Évidemment, pour passer de ce «micro-grid» à un réseau capable d’alimenter plusieurs stations-services qui alimenteront à leur tour les piles à combustible de milliers de véhicules à hydrogène, il faut changer d’échelle, mais l’essentiel est de décider de se lancer. Certains à La Réunion l’avaient compris dès 2007, ils n’ont pas été suivis, mais rien n’est perdu.
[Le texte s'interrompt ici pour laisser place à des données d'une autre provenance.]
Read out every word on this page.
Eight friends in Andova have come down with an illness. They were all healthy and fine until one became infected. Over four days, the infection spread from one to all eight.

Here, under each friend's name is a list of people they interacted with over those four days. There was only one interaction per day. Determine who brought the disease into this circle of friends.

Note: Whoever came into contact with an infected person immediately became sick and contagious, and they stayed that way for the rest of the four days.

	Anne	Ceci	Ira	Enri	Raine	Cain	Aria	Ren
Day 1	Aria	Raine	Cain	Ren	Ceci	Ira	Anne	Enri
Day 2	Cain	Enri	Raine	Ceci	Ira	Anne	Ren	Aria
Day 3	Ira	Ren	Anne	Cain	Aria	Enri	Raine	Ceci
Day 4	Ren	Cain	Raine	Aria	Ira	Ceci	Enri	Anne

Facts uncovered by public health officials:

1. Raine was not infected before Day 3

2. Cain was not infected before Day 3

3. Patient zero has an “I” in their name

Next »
L’Allemagne et le Japon sont leaders pour la fabrication de voitures à hydrogène mais la France dispose d’une réelle expertise dans la production d’hydrogène: c’est à Saint-Laurent du Maroni, au sein de la Centrale électrique de l’Ouest Guyanais (CEOG) que se trouve le plus grand projet au monde de centrale photovoltaïque stockant l’énergie sous forme d’hydrogène. Elle sera opérationnelle fin 2021.

L’hydrogène est l’avenir de la voiture électrique individuelle car il permet de faire le plein en 3 minutes pour une autonomie de 500 km, mais c’est aussi l’avenir des transports en commun: à Londres, des bus à hydrogène roulent depuis 2010. C’est également l’avenir du transport de marchandise, certains camions roulent déjà en France, et même des motos (Suzuki a dévoilée son premier prototype au Tokyo Motor Show de 2007).

Les projets sont prêts, il faut juste maintenant qu’ils «collent» avec l’agenda politique des uns et des autres, et ça c’est une autre paire de manches!